PNB Housing Finance (PNB HFL) will raise Rs 35,000 crore credit card debt as its offer with Carlyle Group has strike a authorized hurdle with the Securities Appellate Tribunal (SAT) announcing a break up verdict in the matter.

The home finance loan financial institution will search for shareholders’ acceptance for the fundraising in its yearly standard assembly (AGM) scheduled on September 3, it claimed in a regulatory submitting. The acceptance has been sought to problem redeemable, secured or unsecured non-convertible debentures aggregating to Rs 35,000 crore in a person or additional tranches.

This comes two times right after SAT gave a break up verdict to the lender’s attraction from Securities and Exchange of Board of India’s (Sebi) directive that restrained PNB HFL from heading in advance with the preferential allotment of shares to a bunch of traders unless the valuation was done by an impartial valuer.

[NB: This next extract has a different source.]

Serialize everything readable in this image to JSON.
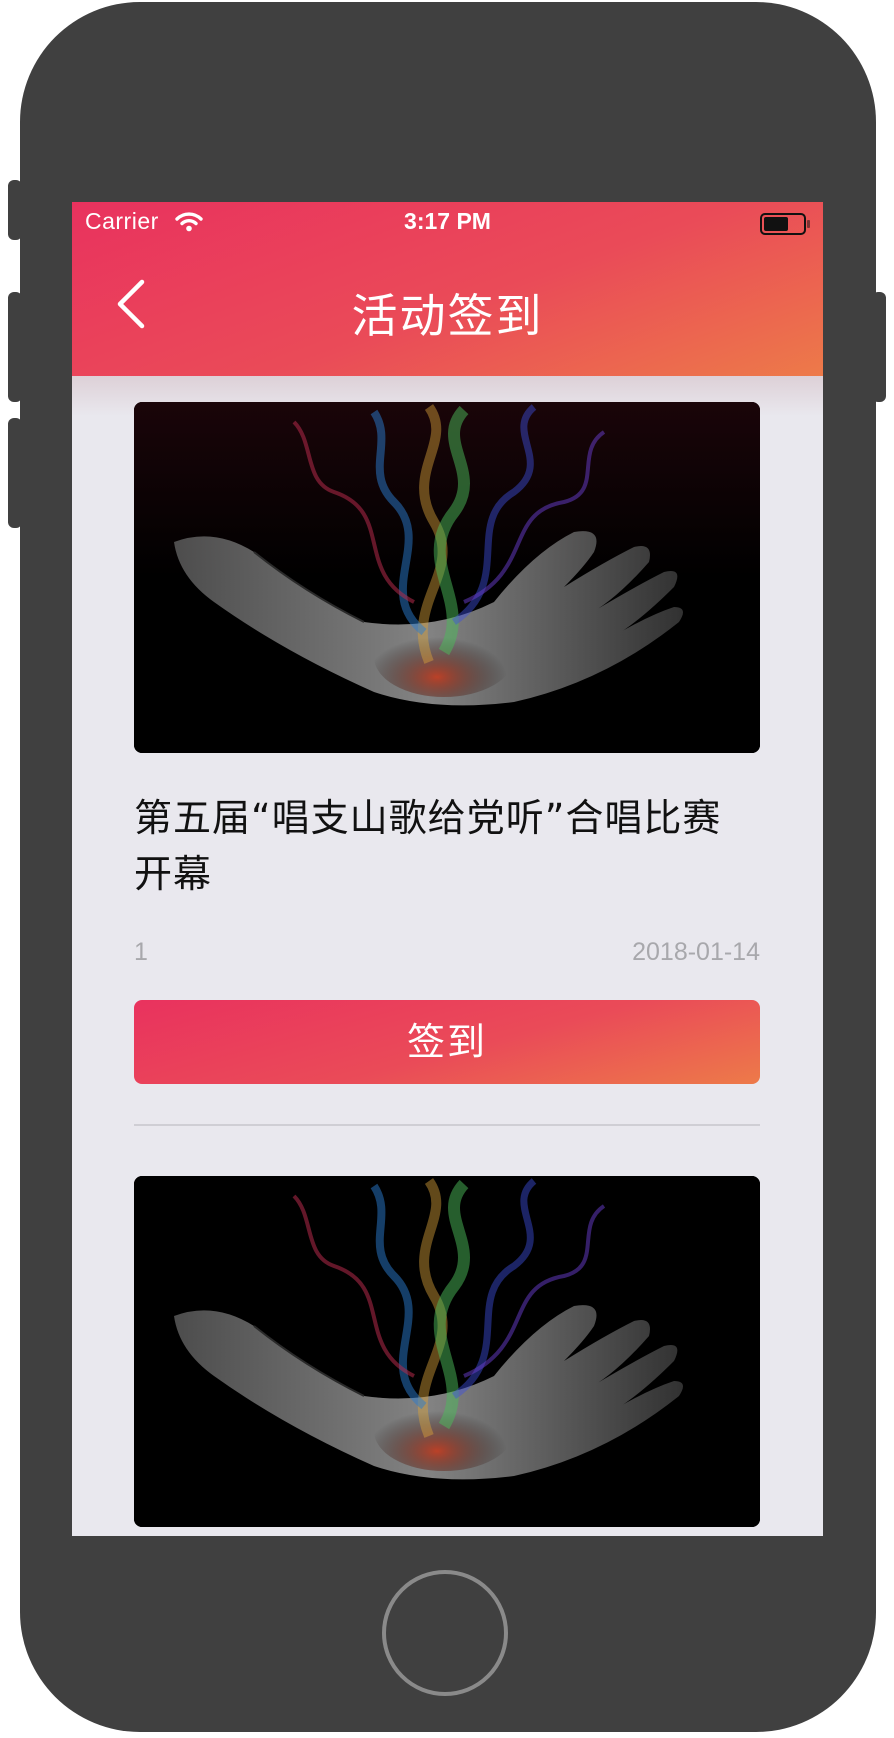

The home finance loan financial institution now has the possibility to move the Supreme Court. The preferential problem of fairness shares and warrants aggregating to Rs 4,000 crores to traders suggested by the board of PNB HFL “will be built put up receipt of regulatory/shareholders/authorized approvals,” the financial institution claimed in its yearly report.

In Could, PNB HFL had introduced preferential allotment of shares really worth Rs 3,two hundred crore and Rs 800 crore really worth of warrants to the Carlyle group, Aditya Puri’s family members financial investment vehicle Salisbury Investments, Basic Atlantic and Alpha Investments at Rs 390 apiece.

It was considered “unfair” to public shareholders of the company a week later by proxy advisory firm SES. On June eighteen, Sebi directed the company to halt the allotment unless the valuation is done by an impartial valuer.

The home finance loan financial institution then moved SAT, demanding the regulator’s directive, and the appellate tribunal authorized the company to perform its scheduled EGM but with the caveat that the end result of the vote would not be disclosed.